How to get average marginal effects (AMEs) with standard errors of a multinomial logit model?

I want to get the average marginal effects (AME) of a multinomial logit model with standard errors. For this I've tried different methods, but they haven't led to the goal so far.
Best attempt
My best attempt was to get the AMEs by hand using mlogit which I show below.
library(mlogit)
ml.d <- mlogit.data(df1, choice="Y", shape="wide") # shape data for `mlogit()`
ml.fit <- mlogit(Y ~ 1 | D + x1 + x2, reflevel="1", data=ml.d) # fit the model
# coefficient names
c.names <- all.vars(ml.fit$call)[2:4]
# get marginal effects
ME.mnl <- sapply(c.names, function(x)
stats::effects(ml.fit, covariate=x, data=ml.d),
simplify=FALSE)
# get AMEs
(AME.mnl <- t(sapply(ME.mnl, colMeans)))
# 1 2 3 4 5
# D -0.03027080 -0.008806072 0.0015410569 0.017186531 0.02034928
# x1 -0.02913234 -0.015749598 0.0130577842 0.013240212 0.01858394
# x2 -0.02724650 -0.005482753 0.0008575982 0.005331181 0.02654047
I know these values are the correct ones. However, I could not get the correct standard errors by simply doing the columns' standard deviations:
# standard errors - WRONG!
(AME.mnl.se <- t(sapply(E.mnl, colSdColMeans)))

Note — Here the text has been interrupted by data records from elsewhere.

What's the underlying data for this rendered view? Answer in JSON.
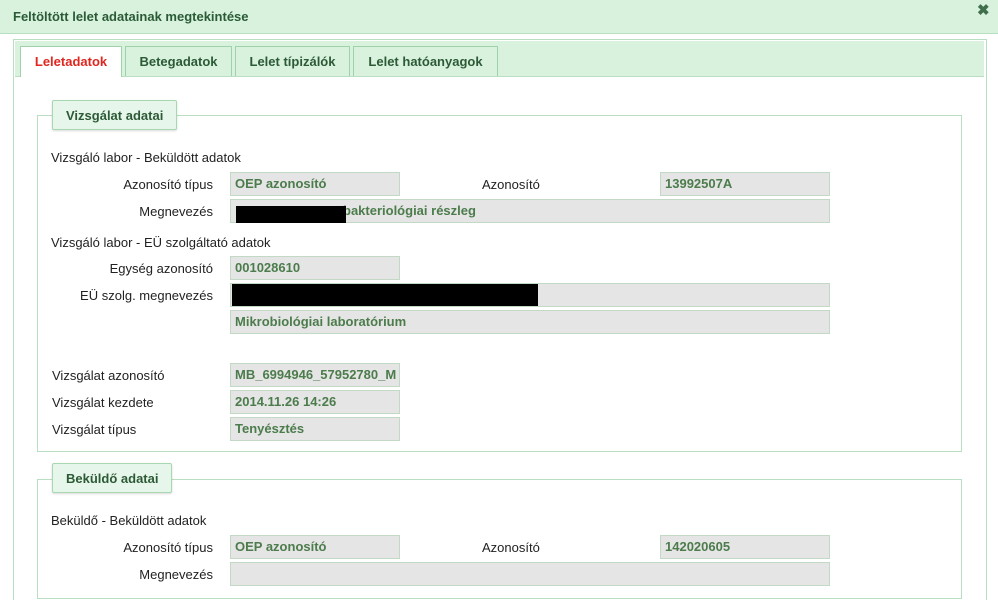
{
  "window": {
    "title": "Feltöltött lelet adatainak megtekintése",
    "close_glyph": "✖"
  },
  "tabs": [
    {
      "label": "Leletadatok",
      "active": true
    },
    {
      "label": "Betegadatok",
      "active": false
    },
    {
      "label": "Lelet típizálók",
      "active": false
    },
    {
      "label": "Lelet hatóanyagok",
      "active": false
    }
  ],
  "vizsgalat": {
    "legend": "Vizsgálat adatai",
    "sent_heading": "Vizsgáló labor - Beküldött adatok",
    "id_type_label": "Azonosító típus",
    "id_type_value": "OEP azonosító",
    "id_label": "Azonosító",
    "id_value": "13992507A",
    "name_label": "Megnevezés",
    "name_value": "bakteriológiai részleg",
    "eu_heading": "Vizsgáló labor - EÜ szolgáltató adatok",
    "unit_id_label": "Egység azonosító",
    "unit_id_value": "001028610",
    "eu_name_label": "EÜ szolg. megnevezés",
    "eu_name_value": "",
    "eu_name_value2": "Mikrobiológiai laboratórium",
    "exam_id_label": "Vizsgálat azonosító",
    "exam_id_value": "MB_6994946_57952780_M",
    "exam_start_label": "Vizsgálat kezdete",
    "exam_start_value": "2014.11.26 14:26",
    "exam_type_label": "Vizsgálat típus",
    "exam_type_value": "Tenyésztés"
  },
  "bekuldo": {
    "legend": "Beküldő adatai",
    "sent_heading": "Beküldő - Beküldött adatok",
    "id_type_label": "Azonosító típus",
    "id_type_value": "OEP azonosító",
    "id_label": "Azonosító",
    "id_value": "142020605",
    "name_label": "Megnevezés",
    "name_value": ""
  },
  "colors": {
    "header_bg": "#d9f2de",
    "border": "#b9dfc2",
    "active_tab_text": "#e0261f",
    "field_bg": "#e5e5e5",
    "field_text": "#4c7c4c",
    "redaction": "#000000"
  }
}
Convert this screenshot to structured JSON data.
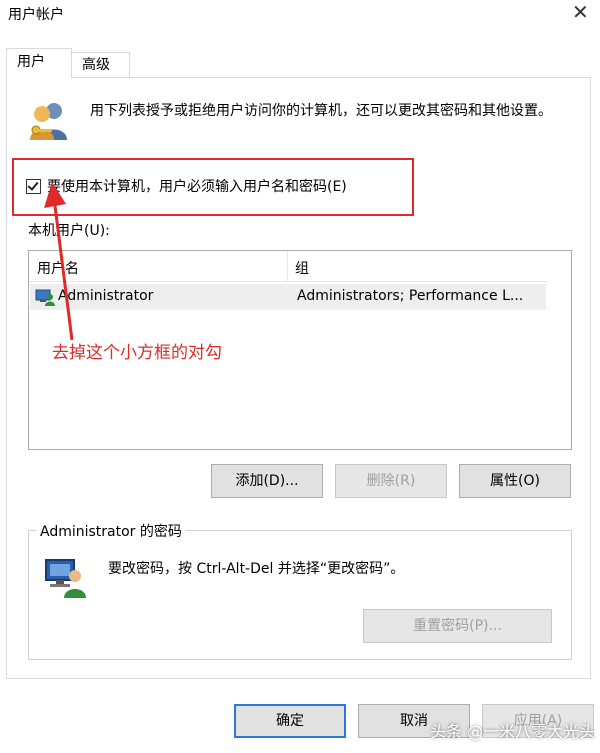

(Note: colSdColMeans() for columns' SD is provided here.)
Accordingly this also led me to the wrong t-values:
# t values - WRONG!
AME.mnl / AME.mnl.se
# 1 2 3 4 5
# D -0.7110537 -0.1615635 0.04013228 0.4190057 0.8951484
# x1 -0.7170813 -0.2765212 0.33325968 0.3656893 0.8907836
# x2 -0.7084573 -0.1155825 0.02600653 0.1281190 0.8559794
Whereas I know the correct t-values for this case are these:
# D -9.26 -1.84 0.31 4.29 8.05
# x1 -6.66 -2.48 1.60 1.50 3.22
# x2 -2.95 -0.39 0.06 0.42 3.21
I learned that there should be a "delta method", but I only found some code for a very special case with interactions at Cross Validated.
Failed attempts
1.) Package margins doesn't seem to be able to handle "mlogit"
objects:
library(margins)
summary(margins(ml.fit))
2.) There's another package for mlogits, nnet,
library(nnet)
ml.fit2 <- multinom(Y ~ D + x1 + x2, data=df1)
summary(ml.fit2)
but margins can't handle this correctly either:
> summary(margins(ml.fit2))
factor AME SE z p lower upper
D -0.0303 NA NA NA NA NA
x1 -0.0291 NA NA NA NA NA
x2 -0.0272 NA NA NA NA NA
3.) There's also a package around that claims to calculate "Average Effects for Multinomial Logistic Regression Models",
library(DAMisc)
mnlChange2(ml.fit2, varnames="D", data=df1)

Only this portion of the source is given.